During Axiom Mission 2 (Ax-2), the Ax-2 astronauts measured changes in their eyes, blood pressure, blood oxygen, and heart rate levels, as well as performed some brain imaging studies for the Nebula Human Research investigations. These human research studies observed how humans adapt and respond to spaceflight to better understand human health in microgravity with the goal to offset the long-term effects of living in weightlessness.
EEG Monitoring in Space
By looking at the brain in space, we can learn about the mental health problems astronauts might face on long missions. It also provides a unique setting to unravel the mysteries of our own biology, particularly our brains. Studies conducted in space can offer unique insights and complement our terrestrial research, possibly leading to new breakthroughs in our understanding of neurological and cognitive function.
Long-term space travel has physical and psychological effects on astronauts. Sleep disruptions, stress, and changes in cognition are only some of the issues they face. Continuous EEG monitoring helps assessing astronaut’s cognitive health, stress levels, sleep quality, and mental workload in real-time.
The Smarting Pro EEG device, developed by mbraintrain, was the in-space EEG monitoring system used for the Nebula project during the Ax-2 mission. The crew onboard the ISS used the device to conduct brain studies in microgravity. The data collected could significantly improve safety and performance during extended space missions and identify potential issues early so appropriate countermeasures or treatments are made on time to ensure the safety and well-being of astronauts.
Recording Brain Activity During Spaceflight:
During the Ax-2 mission, a new neuroimaging technology called Functional Near-Infrared Spectroscopy (fNIRS) was used for the first time to record the brain activity of astronauts during spaceflight. A Polish neurotech company, CortiVision, provided its fNIRS Photon Cap wireless system to be used for cognitive experiments that are part of the Nebula project. This is a non-invasive neuroimaging technique measured changes in the cerebral cortex's oxygenated and deoxygenated hemoglobin concentration.

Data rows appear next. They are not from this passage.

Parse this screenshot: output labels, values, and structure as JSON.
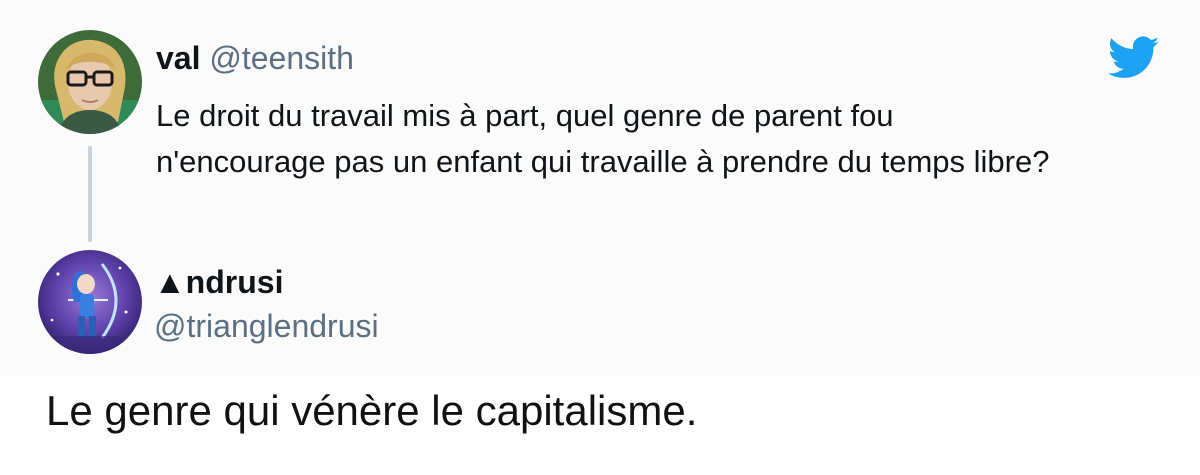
{
  "tweet": {
    "author": {
      "display_name": "val",
      "handle": "@teensith"
    },
    "text": "Le droit du travail mis à part, quel genre de parent fou n'encourage pas un enfant qui travaille à prendre du temps libre?"
  },
  "reply": {
    "author": {
      "display_name": "▲ndrusi",
      "handle": "@trianglendrusi"
    }
  },
  "caption": "Le genre qui vénère le capitalisme.",
  "colors": {
    "twitter_blue": "#1da1f2",
    "handle_gray": "#5b7083",
    "thread_line": "#c7d2da"
  },
  "icons": {
    "brand": "twitter-bird-icon"
  }
}
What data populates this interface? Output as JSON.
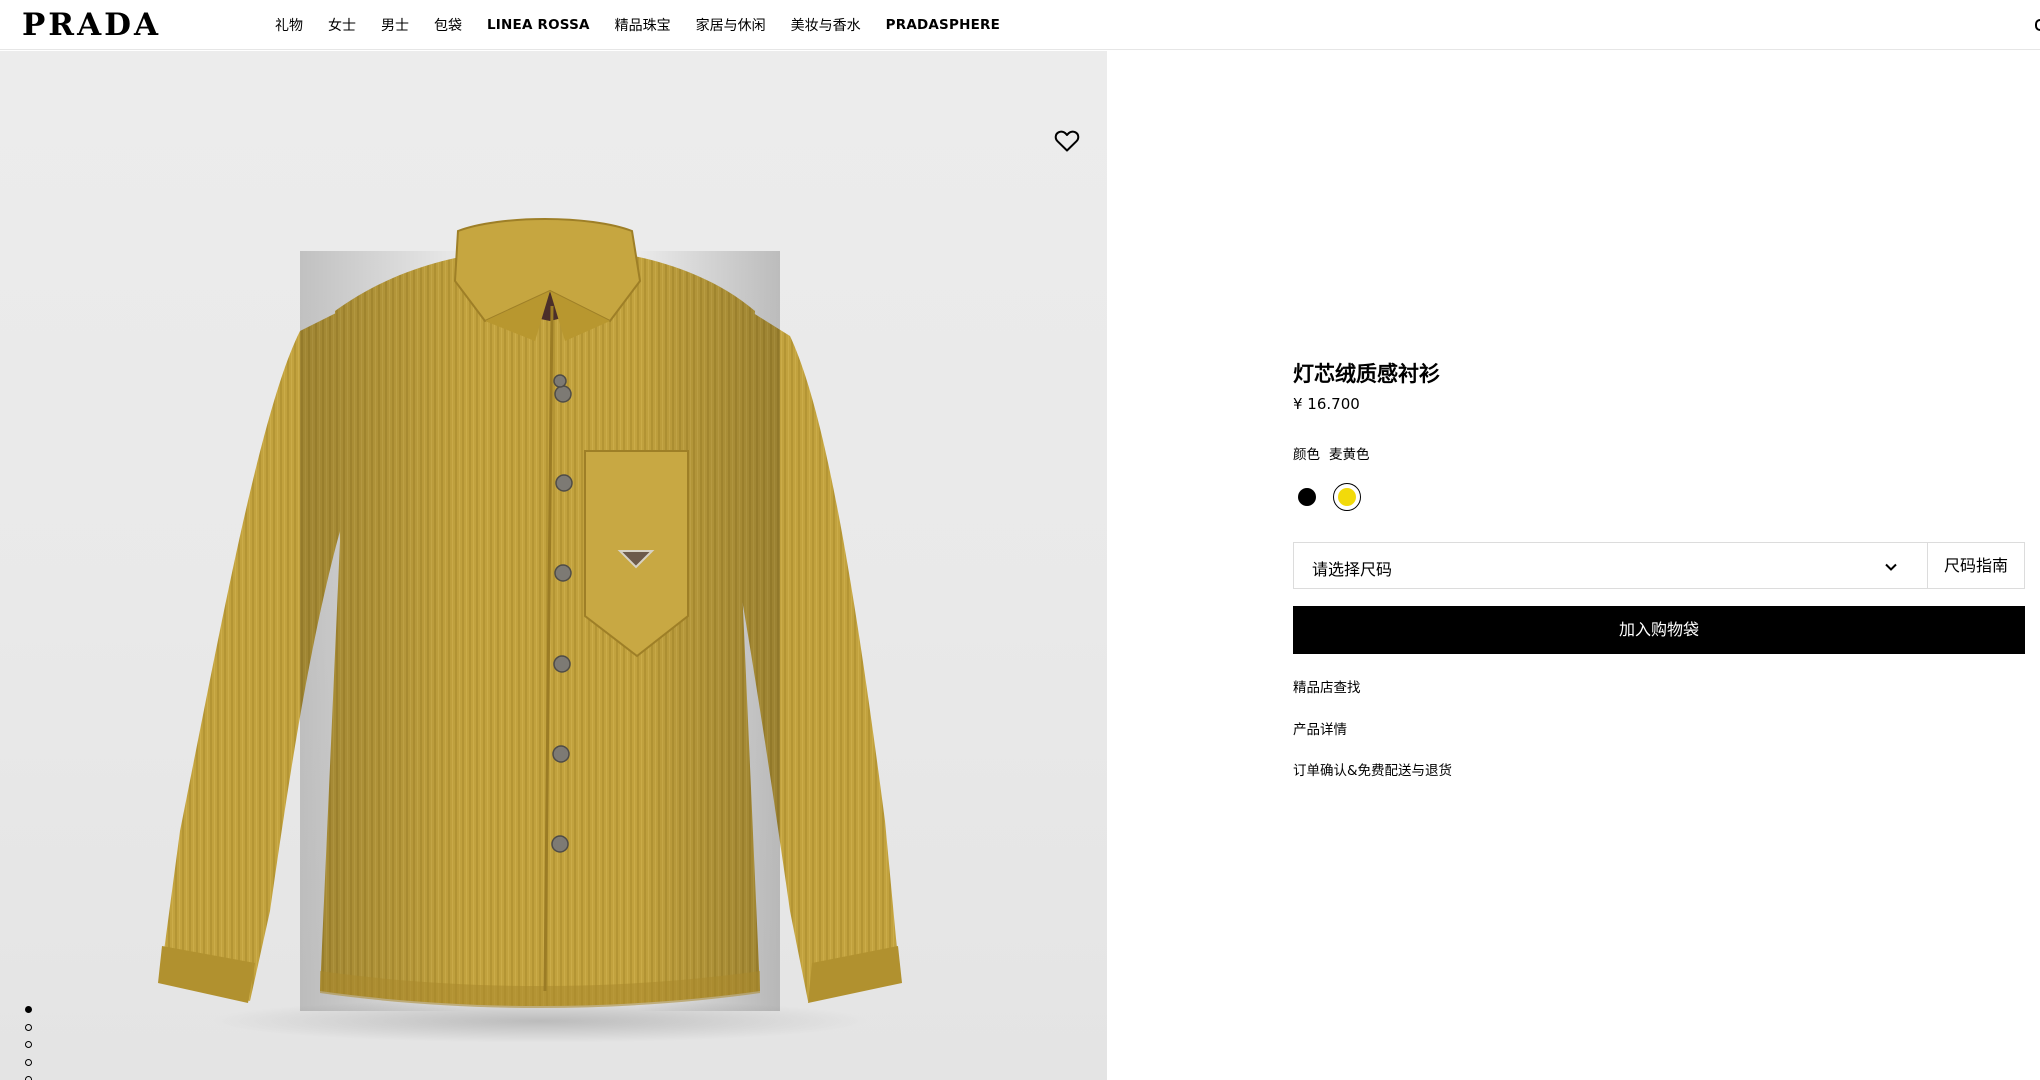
{
  "header": {
    "logo": "PRADA",
    "nav": [
      "礼物",
      "女士",
      "男士",
      "包袋",
      "LINEA ROSSA",
      "精品珠宝",
      "家居与休闲",
      "美妆与香水",
      "PRADASPHERE"
    ]
  },
  "gallery": {
    "wishlist_icon": "heart-outline-icon",
    "image": "yellow-corduroy-shirt",
    "slide_count": 6,
    "active_slide": 1
  },
  "product": {
    "title": "灯芯绒质感衬衫",
    "price": "¥ 16.700",
    "color_label": "颜色",
    "color_value": "麦黄色",
    "swatches": [
      {
        "name": "black",
        "hex": "#000000",
        "selected": false
      },
      {
        "name": "yellow",
        "hex": "#f2da0a",
        "selected": true
      }
    ],
    "size_select": {
      "placeholder": "请选择尺码",
      "icon": "chevron-down-icon"
    },
    "size_guide": "尺码指南",
    "add_to_bag": "加入购物袋",
    "links": [
      "精品店查找",
      "产品详情",
      "订单确认&免费配送与退货"
    ]
  }
}
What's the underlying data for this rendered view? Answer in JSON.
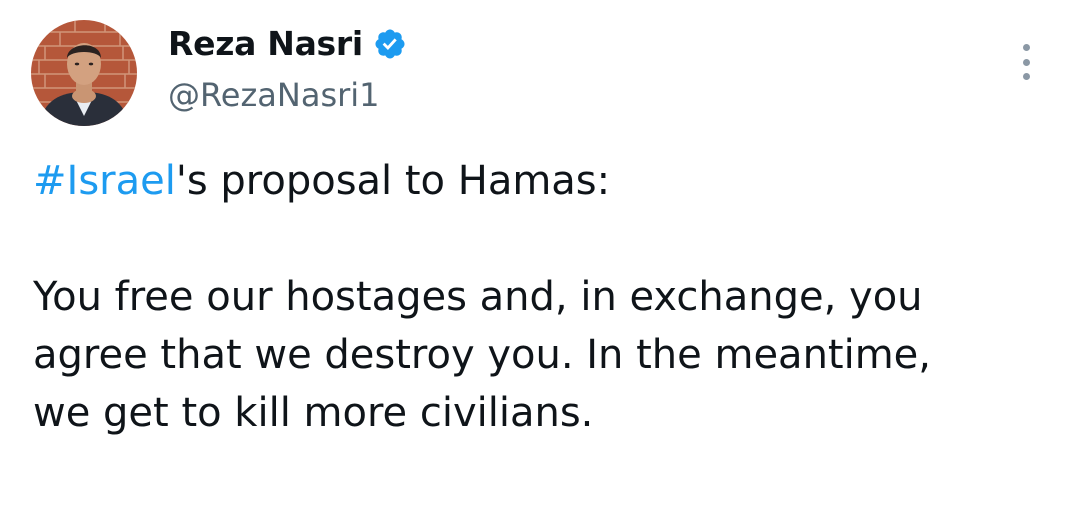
{
  "author": {
    "name": "Reza Nasri",
    "handle": "@RezaNasri1",
    "verified_icon": "verified-badge",
    "verified_color": "#1d9bf0"
  },
  "more_icon": "more-vertical",
  "tweet": {
    "hashtag": "#Israel",
    "line1_rest": "'s proposal to Hamas:",
    "para2_line1": "You free our hostages and, in exchange, you",
    "para2_line2": "agree that we destroy you. In the meantime,",
    "para2_line3": "we get to kill more civilians."
  },
  "colors": {
    "text": "#0f1419",
    "secondary": "#536471",
    "link": "#1d9bf0"
  }
}
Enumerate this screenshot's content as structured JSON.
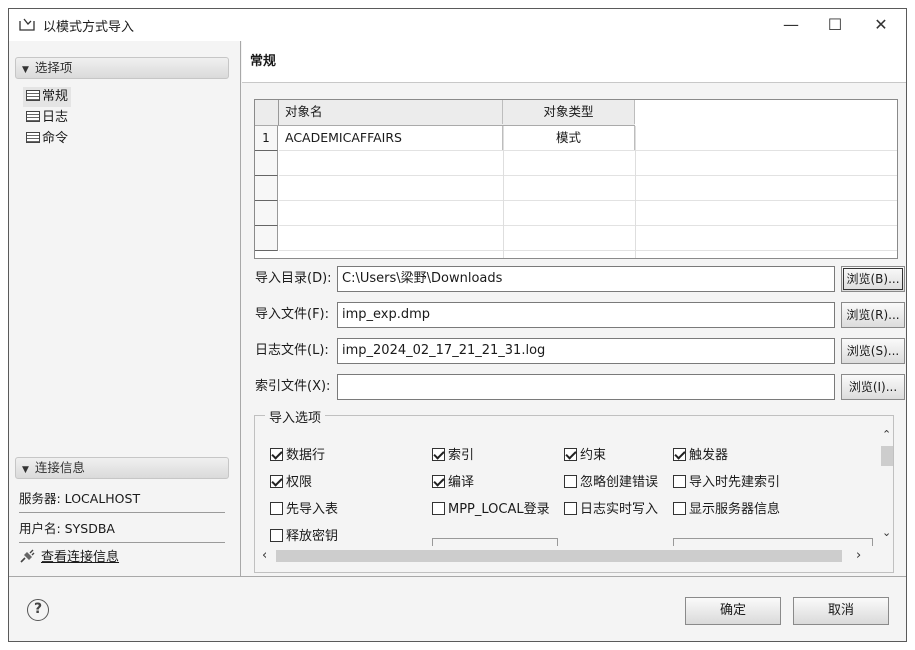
{
  "window": {
    "title": "以模式方式导入",
    "minimize": "—",
    "maximize": "☐",
    "close": "✕"
  },
  "left": {
    "section1": "选择项",
    "nav": [
      {
        "label": "常规"
      },
      {
        "label": "日志"
      },
      {
        "label": "命令"
      }
    ],
    "section2": "连接信息",
    "server": "服务器: LOCALHOST",
    "user": "用户名: SYSDBA",
    "view_link": "查看连接信息"
  },
  "main": {
    "title": "常规",
    "table": {
      "columns": [
        "对象名",
        "对象类型"
      ],
      "rows": [
        {
          "num": "1",
          "name": "ACADEMICAFFAIRS",
          "type": "模式"
        }
      ]
    },
    "fields": [
      {
        "label": "导入目录(D):",
        "value": "C:\\Users\\梁野\\Downloads",
        "browse": "浏览(B)..."
      },
      {
        "label": "导入文件(F):",
        "value": "imp_exp.dmp",
        "browse": "浏览(R)..."
      },
      {
        "label": "日志文件(L):",
        "value": "imp_2024_02_17_21_21_31.log",
        "browse": "浏览(S)..."
      },
      {
        "label": "索引文件(X):",
        "value": "",
        "browse": "浏览(I)..."
      }
    ],
    "options_title": "导入选项",
    "options": [
      {
        "label": "数据行",
        "checked": true
      },
      {
        "label": "索引",
        "checked": true
      },
      {
        "label": "约束",
        "checked": true
      },
      {
        "label": "触发器",
        "checked": true
      },
      {
        "label": "权限",
        "checked": true
      },
      {
        "label": "编译",
        "checked": true
      },
      {
        "label": "忽略创建错误",
        "checked": false
      },
      {
        "label": "导入时先建索引",
        "checked": false
      },
      {
        "label": "先导入表",
        "checked": false
      },
      {
        "label": "MPP_LOCAL登录",
        "checked": false
      },
      {
        "label": "日志实时写入",
        "checked": false
      },
      {
        "label": "显示服务器信息",
        "checked": false
      },
      {
        "label": "释放密钥",
        "checked": false
      }
    ]
  },
  "footer": {
    "help": "?",
    "ok": "确定",
    "cancel": "取消"
  }
}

By using fNIRS, researchers will monitor changes in neural activity in the Ax-2 crew’s brains, which can help to understand better the effects of spaceflight on cognitive and neurological function. Before the mission, the Ax-2 crew performed experimental tasks while the fNIRS monitored different areas of their brain. Then the crew completed the same tasks and gathered measurements during two-time points throughout the mission. After returning to Earth, the Ax-2 astronauts participated in fNIRS measurement one last time. The results will allow researchers to compare whether brain activity patterns change in space travelers during a mission.
The success of the first fNIRS measurement during the Ax-2 mission could open up many new applications to optimize astronaut performance and well-being during space missions. In particular, fNIRS can be applied to study the effects of isolation, confinement, and other psychosocial stressors that astronauts may experience during long-duration missions. Additionally, fNIRS can be used to study astronauts' brain activity during tasks critical for spaceflight, such as piloting a spacecraft or performing repairs on the ISS and, in the future, it may be able to monitor changes in brain physiology during planned expeditions to Mars.
How Microgravity Affects Vision:
Space-associated neuro-ocular syndrome (SANS) is a not well-understood change seen in the eye due to the effects of microgravity on the vision of space travelers. It is a key area to observe when understanding the risk to humans during long spaceflight missions.
Pupillometry is the study of how the pupil of the eye changes in size in response to stimuli and may be a way to study intracranial pressure (ICP, or the pressure inside the skull) in a non-invasive way.
As researchers believe ICP may be linked to SANS, the purpose of the Nebula Biodata Pupillometry study is to get a rapid, easy, and non-invasive measure to infer changes in the pupil as a surrogate measure of ICP. A Pupilometer device was used during the Ax-2 mission to understand how microgravity affects the Ax-2 crew’s vision.